In April, the Atlantic magazine ran an informative article by Graeme Wood about the techniques German immigration authorities use to try to sort legitimate asylum seekers from those who aren’t entitled to that status.
In addition to outlining the cultural, political, and economic difficulties connected with absorbing refugees, Wood focuses on the methods used to question the asylum seekers. There are essentially two classes of people that are weeded out. The first are people seeking asylum status not due to fear of persecution, but rather to escape poverty and political instability. The second are much more nefarious- criminals looking to use asylum to escape justice back home or others hoping to launder their identities for whatever unsavory reasons.
Both groups lie and exaggerate to suit their purpose. Wood details some of the fascinating means authorities use to detect this, including a computer device that listens to a person speak for two minutes and then uses their word pronunciations and accent to reveal where they are originally from.
But figuring out the truth often just leads to a moral issue. What if a woman seeking asylum claim she will be tortured because of her religion, but really what she faces back home are beatings from an ex-boyfriend and she has no way to support herself and her children. Immigration authorities, with their sophisticated means of seeing through lies have succeeded at finding that out. This does not sound like persecution based on race, religion, nationality, political opinion, or social group. So according to the law she should not qualify.

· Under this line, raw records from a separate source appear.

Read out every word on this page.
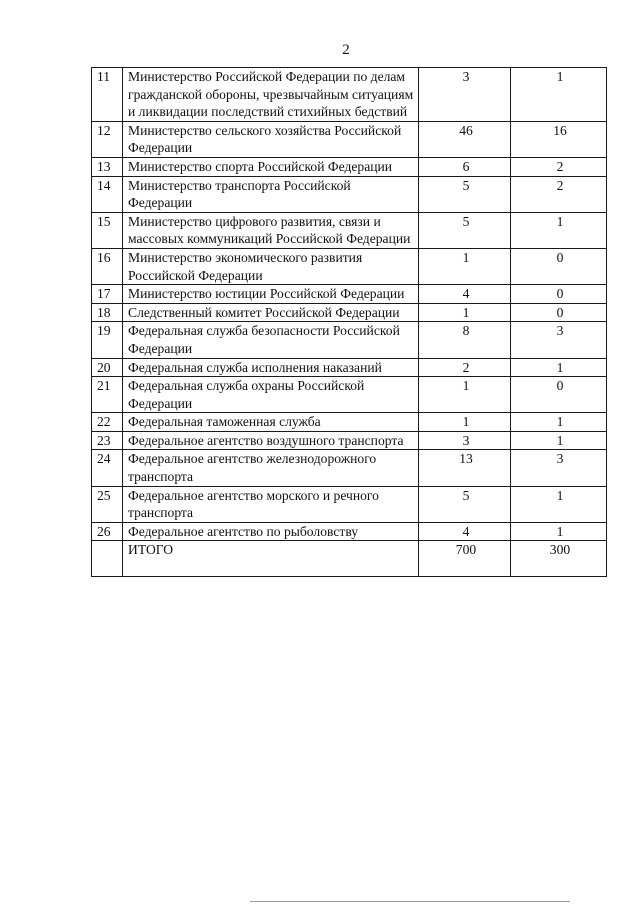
2
11	Министерство Российской Федерации по делам гражданской обороны, чрезвычайным ситуациям и ликвидации последствий стихийных бедствий	3	1
12	Министерство сельского хозяйства Российской Федерации	46	16
13	Министерство спорта Российской Федерации	6	2
14	Министерство транспорта Российской Федерации	5	2
15	Министерство цифрового развития, связи и массовых коммуникаций Российской Федерации	5	1
16	Министерство экономического развития Российской Федерации	1	0
17	Министерство юстиции Российской Федерации	4	0
18	Следственный комитет Российской Федерации	1	0
19	Федеральная служба безопасности Российской Федерации	8	3
20	Федеральная служба исполнения наказаний	2	1
21	Федеральная служба охраны Российской Федерации	1	0
22	Федеральная таможенная служба	1	1
23	Федеральное агентство воздушного транспорта	3	1
24	Федеральное агентство железнодорожного транспорта	13	3
25	Федеральное агентство морского и речного транспорта	5	1
26	Федеральное агентство по рыболовству	4	1
	ИТОГО	700	300
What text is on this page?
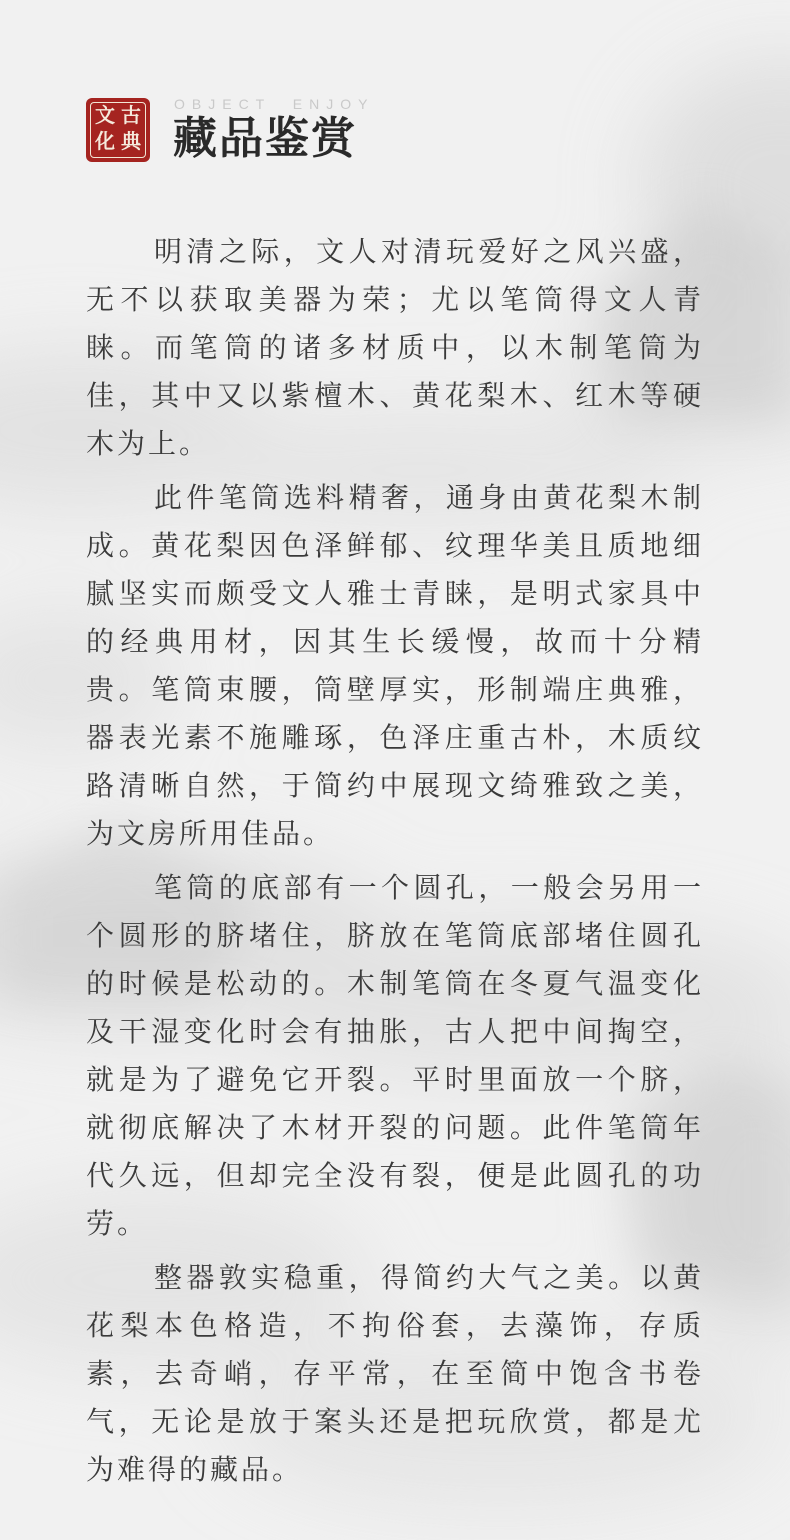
古
典
文
化
OBJECT  ENJOY
藏品鉴赏

明清之际，文人对清玩爱好之风兴盛，无不以获取美器为荣；尤以笔筒得文人青睐。而笔筒的诸多材质中，以木制笔筒为佳，其中又以紫檀木、黄花梨木、红木等硬木为上。

此件笔筒选料精奢，通身由黄花梨木制成。黄花梨因色泽鲜郁、纹理华美且质地细腻坚实而颇受文人雅士青睐，是明式家具中的经典用材，因其生长缓慢，故而十分精贵。笔筒束腰，筒壁厚实，形制端庄典雅，器表光素不施雕琢，色泽庄重古朴，木质纹路清晰自然，于简约中展现文绮雅致之美，为文房所用佳品。

笔筒的底部有一个圆孔，一般会另用一个圆形的脐堵住，脐放在笔筒底部堵住圆孔的时候是松动的。木制笔筒在冬夏气温变化及干湿变化时会有抽胀，古人把中间掏空，就是为了避免它开裂。平时里面放一个脐，就彻底解决了木材开裂的问题。此件笔筒年代久远，但却完全没有裂，便是此圆孔的功劳。

整器敦实稳重，得简约大气之美。以黄花梨本色格造，不拘俗套，去藻饰，存质素，去奇峭，存平常，在至简中饱含书卷气，无论是放于案头还是把玩欣赏，都是尤为难得的藏品。
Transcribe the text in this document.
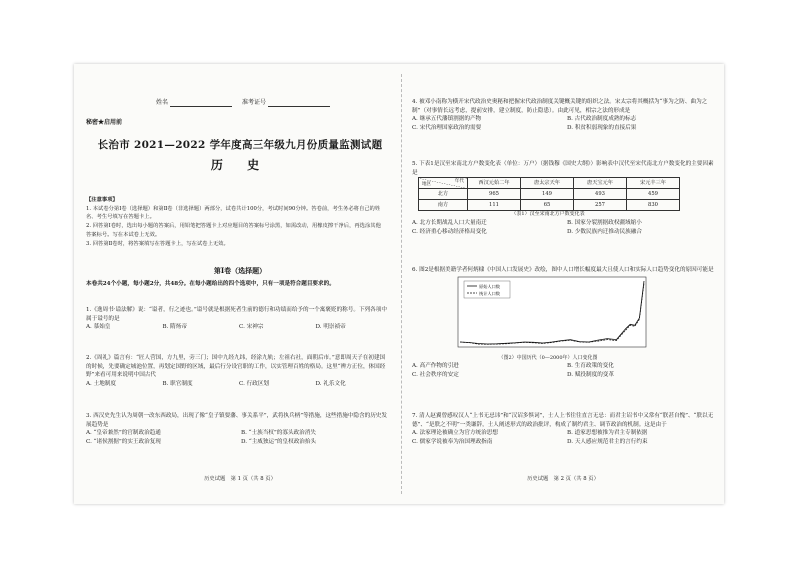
姓名	准考证号
秘密★启用前
长治市 2021—2022 学年度高三年级九月份质量监测试题
历 史

【注意事项】

1. 本试卷分第Ⅰ卷（选择题）和第Ⅱ卷（非选择题）两部分，试卷共计100分，考试时间90分钟。答卷前，考生务必将自己的姓名、考生号填写在答题卡上。

2. 回答第Ⅰ卷时，选出每小题的答案后，用铅笔把答题卡上对应题目的答案标号涂黑，如需改动，用橡皮擦干净后，再选涂其他答案标号。写在本试卷上无效。

3. 回答第Ⅱ卷时，将答案填写在答题卡上，写在试卷上无效。

第Ⅰ卷（选择题）
本卷共24个小题，每小题2分，共48分。在每小题给出的四个选项中，只有一项是符合题目要求的。

1.《逸周书·谥法解》说：“谥者，行之迹也。”谥号就是根据死者生前的德行和功绩而给予的一个寓褒贬的称号。下列各项中属于谥号的是

A. 慕始皇	B. 隋炀帝	C. 宋神宗	D. 明崇祯帝

2.《周礼》篇言有：“匠人营国，方九里，旁三门；国中九经九纬，经涂九轨；左祖右社，面朝后市。”意即周天子在初建国的时候，先要确定城池位置，再划定国野的区域，最后行分设官职的工作，以实管理百姓的格局。这里“辨方正位，体国经野”来看可用来说明中国古代

A. 土地制度	B. 职官制度	C. 行政区划	D. 礼乐文化

3. 西汉史先生认为周朝一改东西政局，出现了像“皇子镇要藩、事关系平”，武将执兵柄”等措施，这些措施中隐含的历史发展趋势是

A. “皇帝兼然”的官制政治趋通	B. “士族当权”的寡头政治消失
C. “诸侯割据”的实王政治复现	D. “主威独运”的皇权政治抬头
历史试题　第 1 页（共 8 页）

4. 被邓小南称为横开宋代政治史奥秘和把握宋代政治制度关键概关键的组织之法。宋太宗将其概括为“事为之防、曲为之制”（对事情长远考虑，提前安排，建立制度，防止隐患）。由此可见，相宗之法的形成是

A. 继承五代藩镇割据的产物	B. 古代政治制度成熟的标志
C. 宋代治理国家政治的需要	D. 积贫积弱现象的直接后果

5. 下表1是汉至宋南北方户数变化表（单位：万户）（据钱穆《国史大纲》）影响表中汉代至宋代南北方户数变化的主要因素是

年代
地区	西汉元始二年	唐太宗天年	唐天宝元年	宋元丰三年
北方	965	149	493	459
南方	111	65	257	830
（表1）汉至宋南北方户数变化表
A. 北方长期战乱人口大量南迁	B. 国家分裂割据政权疆域缩小
C. 经济重心移动经济格局变化	D. 少数民族内迁推动民族融合

6. 图2是根据美籍学者何炳棣《中国人口发展史》改绘，图中人口增长幅度最大且使人口和实际人口趋势变化的原因可能是

原始人口数
统计人口数
（图2）中国历代（0—2000年）人口变化图
A. 高产作物的引进	B. 生育政策的变化
C. 社会秩序的安定	D. 赋役制度的变革

7. 清人赵翼曾感叹汉人“上书无忌讳”和“汉诏多惧词”，士人上书往往直言无忌：而君主诏书中又常有“朕甚自愧”、“朕以无德”、“是朕之不明”一类谦辞，士人阐述形式的政治批评，构成了制约君主、调节政治的机制。这是由于

A. 法家理论被确立为官方统治思想	B. 道家思想被推为君主专制依据
C. 儒家学说被奉为治国理政指南	D. 天人感应规范君主的言行约束
历史试题　第 2 页（共 8 页）
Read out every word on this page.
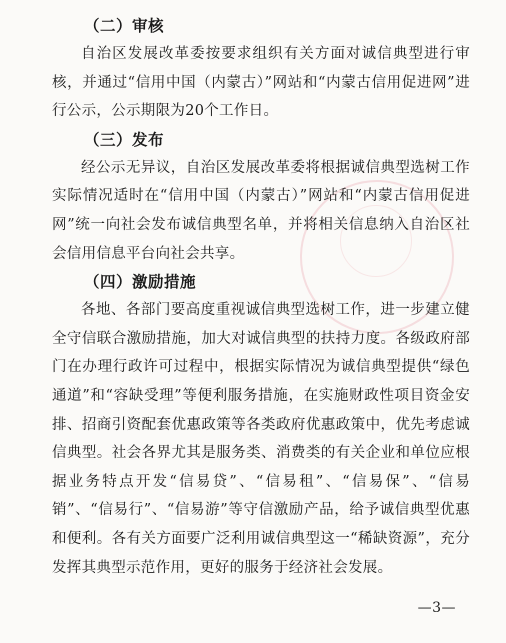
（二）审核

自治区发展改革委按要求组织有关方面对诚信典型进行审核，并通过“信用中国（内蒙古）”网站和“内蒙古信用促进网”进行公示，公示期限为20个工作日。

（三）发布

经公示无异议，自治区发展改革委将根据诚信典型选树工作实际情况适时在“信用中国（内蒙古）”网站和“内蒙古信用促进网”统一向社会发布诚信典型名单，并将相关信息纳入自治区社会信用信息平台向社会共享。

（四）激励措施

各地、各部门要高度重视诚信典型选树工作，进一步建立健全守信联合激励措施，加大对诚信典型的扶持力度。各级政府部门在办理行政许可过程中，根据实际情况为诚信典型提供“绿色通道”和“容缺受理”等便利服务措施，在实施财政性项目资金安排、招商引资配套优惠政策等各类政府优惠政策中，优先考虑诚信典型。社会各界尤其是服务类、消费类的有关企业和单位应根据业务特点开发“信易贷”、“信易租”、“信易保”、“信易销”、“信易行”、“信易游”等守信激励产品，给予诚信典型优惠和便利。各有关方面要广泛利用诚信典型这一“稀缺资源”，充分发挥其典型示范作用，更好的服务于经济社会发展。

—3—
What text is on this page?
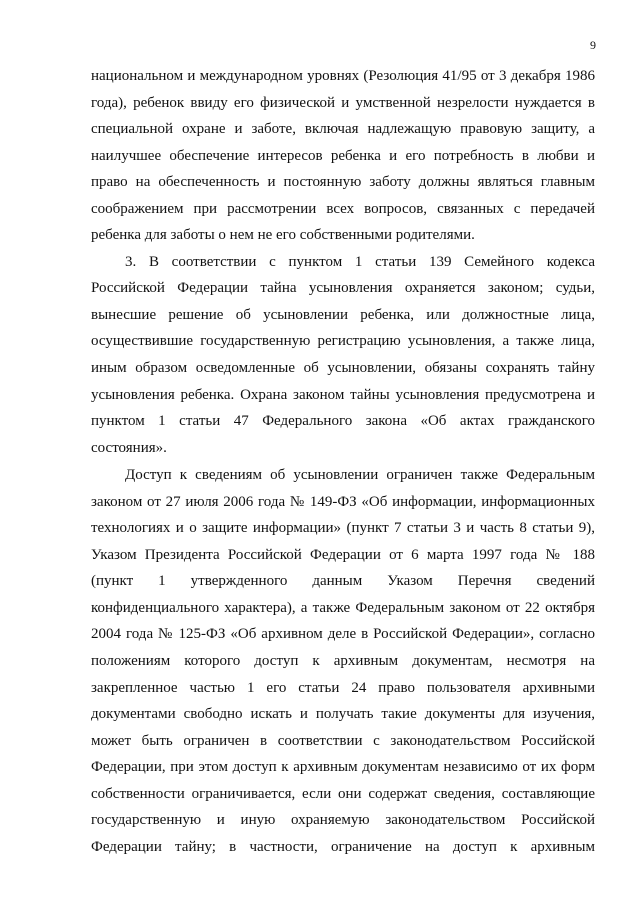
9
национальном и международном уровнях (Резолюция 41/95 от 3 декабря 1986
года), ребенок ввиду его физической и умственной незрелости нуждается в
специальной охране и заботе, включая надлежащую правовую защиту, а
наилучшее обеспечение интересов ребенка и его потребность в любви и
право на обеспеченность и постоянную заботу должны являться главным
соображением при рассмотрении всех вопросов, связанных с передачей
ребенка для заботы о нем не его собственными родителями.
3. В соответствии с пунктом 1 статьи 139 Семейного кодекса
Российской Федерации тайна усыновления охраняется законом; судьи,
вынесшие решение об усыновлении ребенка, или должностные лица,
осуществившие государственную регистрацию усыновления, а также лица,
иным образом осведомленные об усыновлении, обязаны сохранять тайну
усыновления ребенка. Охрана законом тайны усыновления предусмотрена и
пунктом 1 статьи 47 Федерального закона «Об актах гражданского
состояния».
Доступ к сведениям об усыновлении ограничен также Федеральным
законом от 27 июля 2006 года № 149-ФЗ «Об информации, информационных
технологиях и о защите информации» (пункт 7 статьи 3 и часть 8 статьи 9),
Указом Президента Российской Федерации от 6 марта 1997 года № 188
(пункт 1 утвержденного данным Указом Перечня сведений
конфиденциального характера), а также Федеральным законом от 22 октября
2004 года № 125-ФЗ «Об архивном деле в Российской Федерации», согласно
положениям которого доступ к архивным документам, несмотря на
закрепленное частью 1 его статьи 24 право пользователя архивными
документами свободно искать и получать такие документы для изучения,
может быть ограничен в соответствии с законодательством Российской
Федерации, при этом доступ к архивным документам независимо от их форм
собственности ограничивается, если они содержат сведения, составляющие
государственную и иную охраняемую законодательством Российской
Федерации тайну; в частности, ограничение на доступ к архивным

But how different is her plight than that of another woman who faces beatings by religious authorities due to her past conduct which was forbidden by the religion or her heretical views, and also will have no way to support herself due to banishment imposed for that reason? Although the reasons are different, aren’t they in practice fleeing similar fates?
As Wood makes clear, absorbing asylum seekers into Germany (or any other country) is expensive and difficult. Refugees are clearly an economic burden at least at the beginning, and the argument that they eventually become an economic plus is tenuous and uncertain. In addition, they indisputably change the cultural character of the country that absorbs them. They open up their own shops with signs in their own language selling foods and goods like they had back home. Of course some folks don’t like those kinds of changes happening in their homeland. This gives the absorption of refugees fragile political support.
One of the most important points Wood makes is that rejecting everyone who doesn’t strictly meet the criteria for asylum may in a sense be the kindest thing to do. Accepting everyone who wants to come in is impossible, and an attempt to loosen the rules and allow in a flood may result in the door soon being slammed on everyone, including those whose need for asylum is clear.
But I wouldn’t personally want to be the one that has to tell people they are being deported back to their home country because even though the difficulties and dangers they’re fleeing from are real, they don’t fall into the precise legal categorization of asylum. What an awful thing to have to do.